Apple sold around a 3.27 million iPads in just three months, netting the computer-maker US$2.17 billion ($2.46 billion) in revenue.

That equated to about 13 percent of Apple's US$15.7 billion global revenues for the third quarter, according to chief financial officer Peter Oppenheimer.
The phenomenal sales were made across just 10 countries, including Australia. Apple announced yesterday that the device would be sold in nine more countries by this Friday.
At the company's third quarter earnings announcement, Oppenheimer was quick to shut down questions over whether that the iPad may have cannibalised Macbook sales. He said Apple sold 3.47 million Macbooks last quarter, up 33 percent on the same period last year. The company also sold 8.4 million iPhones.
The iPad was high on the enterprise agenda, according to Oppenheimer, who claimed that half of Fortune 100 firms were testing it for deployment.
He also denied that Apple purposely created supply shortages for its products, arguing that he considered Apple's decision to make one million iPads per month a "bold" one.
"We do not purposely create a shortage," he said.
But in typical Apple fashion it has decided not to disclose the relative popularity of the 3G and Wi-Fi only versions of the tablet device.
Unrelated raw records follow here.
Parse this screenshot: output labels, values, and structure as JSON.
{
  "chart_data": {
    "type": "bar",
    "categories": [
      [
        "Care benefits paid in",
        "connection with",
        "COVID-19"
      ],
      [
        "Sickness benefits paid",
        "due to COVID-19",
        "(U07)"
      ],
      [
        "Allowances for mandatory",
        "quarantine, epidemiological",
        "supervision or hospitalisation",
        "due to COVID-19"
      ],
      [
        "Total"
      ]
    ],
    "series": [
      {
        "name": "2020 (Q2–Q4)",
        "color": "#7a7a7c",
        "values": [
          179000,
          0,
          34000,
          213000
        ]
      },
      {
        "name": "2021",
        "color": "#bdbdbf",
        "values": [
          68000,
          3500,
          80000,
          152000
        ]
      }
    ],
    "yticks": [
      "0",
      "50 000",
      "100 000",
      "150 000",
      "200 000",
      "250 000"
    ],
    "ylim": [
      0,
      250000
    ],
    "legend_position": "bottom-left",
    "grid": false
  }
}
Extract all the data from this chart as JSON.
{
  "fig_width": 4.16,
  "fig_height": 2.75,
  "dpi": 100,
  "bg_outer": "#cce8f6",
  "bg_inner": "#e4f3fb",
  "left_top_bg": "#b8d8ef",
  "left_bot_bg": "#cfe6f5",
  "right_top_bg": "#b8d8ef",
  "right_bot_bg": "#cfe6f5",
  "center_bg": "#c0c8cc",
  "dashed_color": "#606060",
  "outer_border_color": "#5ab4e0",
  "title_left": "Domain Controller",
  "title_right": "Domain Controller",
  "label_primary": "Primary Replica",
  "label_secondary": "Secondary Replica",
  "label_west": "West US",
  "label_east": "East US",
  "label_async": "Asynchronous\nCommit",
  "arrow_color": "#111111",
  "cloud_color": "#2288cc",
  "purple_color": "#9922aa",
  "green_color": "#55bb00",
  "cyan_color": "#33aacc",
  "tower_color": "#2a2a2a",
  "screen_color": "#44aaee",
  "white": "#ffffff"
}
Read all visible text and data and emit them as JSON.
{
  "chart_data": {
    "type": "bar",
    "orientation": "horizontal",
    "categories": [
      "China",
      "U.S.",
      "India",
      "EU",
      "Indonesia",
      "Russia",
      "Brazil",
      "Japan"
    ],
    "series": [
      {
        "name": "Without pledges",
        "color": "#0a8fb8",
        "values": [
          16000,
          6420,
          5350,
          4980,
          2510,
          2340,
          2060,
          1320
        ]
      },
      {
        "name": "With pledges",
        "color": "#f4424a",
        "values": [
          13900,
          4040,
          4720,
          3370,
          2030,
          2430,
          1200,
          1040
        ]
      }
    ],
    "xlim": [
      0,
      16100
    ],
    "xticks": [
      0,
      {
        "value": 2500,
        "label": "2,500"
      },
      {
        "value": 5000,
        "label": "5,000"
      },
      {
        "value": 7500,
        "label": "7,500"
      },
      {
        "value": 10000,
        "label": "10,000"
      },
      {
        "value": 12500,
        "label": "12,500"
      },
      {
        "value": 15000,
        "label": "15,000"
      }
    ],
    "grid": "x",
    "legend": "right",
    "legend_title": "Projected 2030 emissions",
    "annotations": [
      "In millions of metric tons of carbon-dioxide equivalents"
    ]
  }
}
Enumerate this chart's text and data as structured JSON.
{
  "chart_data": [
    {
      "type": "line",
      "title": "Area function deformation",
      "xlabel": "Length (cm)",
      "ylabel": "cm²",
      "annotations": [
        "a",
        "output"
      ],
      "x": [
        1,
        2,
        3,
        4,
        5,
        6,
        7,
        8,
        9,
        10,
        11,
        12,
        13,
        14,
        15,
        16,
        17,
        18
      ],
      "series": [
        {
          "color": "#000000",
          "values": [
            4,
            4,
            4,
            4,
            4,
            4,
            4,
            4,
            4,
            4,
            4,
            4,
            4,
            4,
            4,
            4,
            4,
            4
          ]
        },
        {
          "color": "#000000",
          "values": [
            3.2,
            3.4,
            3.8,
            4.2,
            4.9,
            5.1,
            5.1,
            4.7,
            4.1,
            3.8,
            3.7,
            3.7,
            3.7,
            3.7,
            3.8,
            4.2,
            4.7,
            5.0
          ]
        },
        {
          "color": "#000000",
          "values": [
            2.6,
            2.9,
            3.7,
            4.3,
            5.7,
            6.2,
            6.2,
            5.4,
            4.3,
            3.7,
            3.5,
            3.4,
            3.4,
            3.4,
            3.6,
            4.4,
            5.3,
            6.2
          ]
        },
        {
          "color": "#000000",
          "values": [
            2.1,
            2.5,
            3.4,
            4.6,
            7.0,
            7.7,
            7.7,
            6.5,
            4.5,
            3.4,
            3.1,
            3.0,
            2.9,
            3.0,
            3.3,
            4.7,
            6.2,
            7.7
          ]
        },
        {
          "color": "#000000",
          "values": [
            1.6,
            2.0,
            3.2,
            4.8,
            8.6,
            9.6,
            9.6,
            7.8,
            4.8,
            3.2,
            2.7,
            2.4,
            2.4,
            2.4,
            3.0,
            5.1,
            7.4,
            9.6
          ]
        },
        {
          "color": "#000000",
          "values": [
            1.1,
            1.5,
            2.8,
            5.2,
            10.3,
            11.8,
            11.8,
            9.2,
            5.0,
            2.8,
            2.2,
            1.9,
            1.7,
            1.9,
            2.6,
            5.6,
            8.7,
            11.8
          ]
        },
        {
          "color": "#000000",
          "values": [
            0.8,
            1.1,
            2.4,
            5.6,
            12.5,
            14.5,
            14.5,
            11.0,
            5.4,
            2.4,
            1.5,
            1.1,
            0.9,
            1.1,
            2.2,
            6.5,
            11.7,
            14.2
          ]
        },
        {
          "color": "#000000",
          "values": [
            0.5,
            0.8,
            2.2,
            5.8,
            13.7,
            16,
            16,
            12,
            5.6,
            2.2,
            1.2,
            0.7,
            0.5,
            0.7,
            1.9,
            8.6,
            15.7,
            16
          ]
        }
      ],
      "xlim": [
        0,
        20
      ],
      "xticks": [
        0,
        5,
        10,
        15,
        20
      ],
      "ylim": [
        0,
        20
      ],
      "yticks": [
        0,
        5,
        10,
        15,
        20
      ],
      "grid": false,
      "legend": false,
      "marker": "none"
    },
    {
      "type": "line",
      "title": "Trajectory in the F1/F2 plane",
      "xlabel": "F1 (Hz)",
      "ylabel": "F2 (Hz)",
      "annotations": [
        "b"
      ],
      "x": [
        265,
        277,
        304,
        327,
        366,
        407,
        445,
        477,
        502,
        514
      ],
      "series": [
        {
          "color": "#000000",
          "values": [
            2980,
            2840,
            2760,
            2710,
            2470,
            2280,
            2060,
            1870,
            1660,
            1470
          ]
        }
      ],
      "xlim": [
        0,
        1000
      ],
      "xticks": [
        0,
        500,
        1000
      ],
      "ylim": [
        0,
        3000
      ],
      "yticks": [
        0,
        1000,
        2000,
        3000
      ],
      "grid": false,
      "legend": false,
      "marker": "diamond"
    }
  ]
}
Asked by an analyst to disclose the split Apple's chief operating officer Tim Cook declined. "All the models have been very popular," he said.
Oppenheimer had earlier declared that the average sales price was US$640.
Cook said the company was ramping up production capacity for the iPad "as quickly as we can" to meet supply shortages.
"I'm fairly confident we will be able to increase capacity," he said.